Argo Group International Holdings ended up having a fairly routine annual meeting on May 24, after spending months fending off accusations of excessive spending and other abuses from an activist shareholder. One exception: A tight vote on executive compensation.
The Bermuda-based specialty insurer and reinsurer said that shareholders voted to elect all five of its Class III directors to the Argo Board, based on a preliminary count provided by its proxy solicitor.
Voce Capital Management had accused the insurer of spending extravagantly on things including a corporate art collection and luxury home/corporate jet travel for Argo Group CEO Mark Watson in allegations going back to February. Argo has consistently denied any wrongdoing. In its campaign against Argo ,Voce nominated five independent director candidates, but it withdrew the nominations on May 21, alleging Argo had poisoned shareholder votes by using “underhanded tactics and manipulating its complex corporate machinery for the benefit of the board and management at the expense of shareholders.
Argo insisted that it has played fair, and in its May 24 announcement, said that Vocce’s nominations and proposals wouldn’t have gained much traction anyway if left to vote for the annual meeting.
“Prior to Voce’s announced withdrawal days before [Argo’s Annual General Meeting, Voce’s nominees and proposals had received limited shareholder support,” Argo said.
Argo added that as of May 20, Sedgwick Browne, Argo’s Class III Director targeted for removal by Voce, received shareholder support from more than 80 percent of the submitted proxies. As well, nearly 80 percent of the submitted proxies had voted against the removal of Argo’s Chairman, Gary Woods and more than 80 percent of the submitted proxies had voted against the removal of the other directors targeted by Voce, Argo noted.
The vote on executive compensation was quite close, however.
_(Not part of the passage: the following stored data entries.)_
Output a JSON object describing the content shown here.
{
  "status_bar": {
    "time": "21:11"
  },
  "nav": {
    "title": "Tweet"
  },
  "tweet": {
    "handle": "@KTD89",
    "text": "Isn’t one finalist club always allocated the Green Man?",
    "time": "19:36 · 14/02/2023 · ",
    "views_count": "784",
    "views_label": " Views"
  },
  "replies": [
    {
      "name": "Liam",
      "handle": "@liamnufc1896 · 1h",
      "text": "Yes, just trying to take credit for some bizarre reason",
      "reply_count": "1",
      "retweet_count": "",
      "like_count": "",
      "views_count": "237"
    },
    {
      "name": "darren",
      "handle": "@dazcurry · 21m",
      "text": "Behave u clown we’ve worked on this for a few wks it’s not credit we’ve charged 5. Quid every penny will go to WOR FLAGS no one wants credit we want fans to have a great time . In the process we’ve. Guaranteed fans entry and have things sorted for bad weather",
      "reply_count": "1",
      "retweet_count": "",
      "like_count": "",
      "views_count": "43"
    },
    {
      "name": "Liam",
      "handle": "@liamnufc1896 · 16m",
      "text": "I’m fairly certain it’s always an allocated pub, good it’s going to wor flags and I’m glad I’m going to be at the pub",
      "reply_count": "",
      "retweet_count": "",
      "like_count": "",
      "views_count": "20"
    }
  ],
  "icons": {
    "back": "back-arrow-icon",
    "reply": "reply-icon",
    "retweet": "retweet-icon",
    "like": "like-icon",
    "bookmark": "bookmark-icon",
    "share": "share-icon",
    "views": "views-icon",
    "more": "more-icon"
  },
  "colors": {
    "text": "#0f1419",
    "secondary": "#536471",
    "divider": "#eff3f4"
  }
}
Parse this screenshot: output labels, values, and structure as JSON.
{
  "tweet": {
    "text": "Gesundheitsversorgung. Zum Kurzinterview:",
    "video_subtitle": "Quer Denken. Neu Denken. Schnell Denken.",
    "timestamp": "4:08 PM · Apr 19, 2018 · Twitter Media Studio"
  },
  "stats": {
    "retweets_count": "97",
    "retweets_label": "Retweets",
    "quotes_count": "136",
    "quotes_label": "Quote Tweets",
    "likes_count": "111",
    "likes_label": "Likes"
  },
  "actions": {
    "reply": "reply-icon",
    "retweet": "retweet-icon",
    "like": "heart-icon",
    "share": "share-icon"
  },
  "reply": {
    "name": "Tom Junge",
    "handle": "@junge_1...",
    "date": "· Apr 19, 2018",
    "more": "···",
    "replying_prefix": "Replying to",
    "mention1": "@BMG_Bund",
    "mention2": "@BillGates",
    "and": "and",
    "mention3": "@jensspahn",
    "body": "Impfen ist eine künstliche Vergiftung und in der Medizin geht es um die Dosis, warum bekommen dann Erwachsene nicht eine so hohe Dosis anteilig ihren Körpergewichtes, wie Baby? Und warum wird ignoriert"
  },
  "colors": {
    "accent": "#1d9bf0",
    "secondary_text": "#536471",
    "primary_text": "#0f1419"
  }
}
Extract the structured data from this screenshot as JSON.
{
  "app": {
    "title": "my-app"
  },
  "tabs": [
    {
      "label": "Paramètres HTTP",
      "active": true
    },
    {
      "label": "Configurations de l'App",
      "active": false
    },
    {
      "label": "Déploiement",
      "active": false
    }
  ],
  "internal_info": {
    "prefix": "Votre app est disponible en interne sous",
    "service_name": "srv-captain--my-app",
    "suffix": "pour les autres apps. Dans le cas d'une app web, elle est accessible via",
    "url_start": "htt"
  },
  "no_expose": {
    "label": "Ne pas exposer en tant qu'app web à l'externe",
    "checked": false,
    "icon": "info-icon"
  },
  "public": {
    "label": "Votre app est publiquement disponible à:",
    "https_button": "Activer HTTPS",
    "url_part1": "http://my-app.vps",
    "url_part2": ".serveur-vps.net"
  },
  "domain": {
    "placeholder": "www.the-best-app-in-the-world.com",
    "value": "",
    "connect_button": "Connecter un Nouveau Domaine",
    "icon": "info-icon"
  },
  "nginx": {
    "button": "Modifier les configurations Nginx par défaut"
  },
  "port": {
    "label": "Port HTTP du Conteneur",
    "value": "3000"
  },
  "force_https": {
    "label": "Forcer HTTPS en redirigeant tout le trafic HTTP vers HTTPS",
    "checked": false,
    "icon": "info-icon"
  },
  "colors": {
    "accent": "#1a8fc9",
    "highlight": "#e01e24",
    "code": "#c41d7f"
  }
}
Argo said that preliminary voting on a non-binding advisory resolution on executive compensation earned just over 50 percent of votes in favor, with nearly 49.5 against.
Woods said that the company would work with shareholders to better understand their concerns about compensation.
“Our board will carefully consider these results, as well as future shareholder input, in determining executive compensation going forward,” Woods said.
He added, in prepared remarks, that conversations in recent months about the company’s strategy and plans to create shareholder value have been productive.
“We deeply value their perspectives, and we plan to maintain an active and productive dialogue with our shareholders as we continue to integrate their feedback and executive on our strategy,” Woods said.